The Rustle of Acacias
Summertime, the cities empty. Saturdays, holidays
drive people out of town. The evenings weigh
you down. Troops could be marched in at even pace.
And only when you call a girlfriend on the phone,
who's not yet headed South and is still at home,
do you prick up your ears—laughter, an international drone—
and softly lay the phone down: the city and the regime
are fallen, the stoplights more and more often gleam.
with the red. Picking up a newspaper, you read it from
where “Doing the Town" spills its microscopic type.
Ibsen is leaden. A. P. Chekhov is trite.
Better go for a stroll, to work up an appetite.

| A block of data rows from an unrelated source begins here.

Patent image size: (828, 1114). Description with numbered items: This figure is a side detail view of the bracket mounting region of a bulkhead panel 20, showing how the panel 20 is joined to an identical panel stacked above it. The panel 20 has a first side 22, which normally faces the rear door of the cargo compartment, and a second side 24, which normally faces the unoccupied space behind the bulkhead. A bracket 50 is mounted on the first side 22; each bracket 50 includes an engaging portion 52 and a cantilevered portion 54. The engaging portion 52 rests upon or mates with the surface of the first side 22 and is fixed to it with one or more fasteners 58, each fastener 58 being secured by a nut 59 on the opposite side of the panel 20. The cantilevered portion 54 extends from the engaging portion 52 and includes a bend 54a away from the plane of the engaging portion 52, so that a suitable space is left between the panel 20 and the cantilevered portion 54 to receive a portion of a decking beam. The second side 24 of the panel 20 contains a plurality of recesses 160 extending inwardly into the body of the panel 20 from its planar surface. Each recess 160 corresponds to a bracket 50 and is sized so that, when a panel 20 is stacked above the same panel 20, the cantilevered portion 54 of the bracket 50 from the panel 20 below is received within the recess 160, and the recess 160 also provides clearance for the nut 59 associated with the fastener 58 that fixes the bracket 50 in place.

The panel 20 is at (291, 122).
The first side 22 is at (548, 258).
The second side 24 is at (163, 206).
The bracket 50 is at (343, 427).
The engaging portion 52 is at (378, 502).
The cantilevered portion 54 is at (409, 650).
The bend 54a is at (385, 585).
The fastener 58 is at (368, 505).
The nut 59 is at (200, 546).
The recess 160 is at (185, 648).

The sun always sets behind the TV tower. The West
is right there—where ladies are frequently in distress,
where gents fire six-shooters and say "Get lost!"
when they’re asked for money. "There Man Oh Man"
climbs from a silver clarinet fluttering in black hands.
The bar is a window opened onto those lands.
A pyramid of full bottles has a New York chic:
that sight alone will give you a kick.
What reveals it’s the Orient, though, is the bleak, oblique
cuneiform of your thoughts, a blind alley each—
and the banknotes either with Mohammed or with his mountain peak
and a hissing into your ear of a passionate "Do you speak. . .”
And when, after, you weave homeward, it's the pincer device,
a new Cannae where, voiding his great insides
in the bathroom, at 4 a.m., with his eyes
goggling out at you from the oval mirror
above the washbasin, and gripping his very near
sword, "Cha-cha-cha-" utters the conqueror.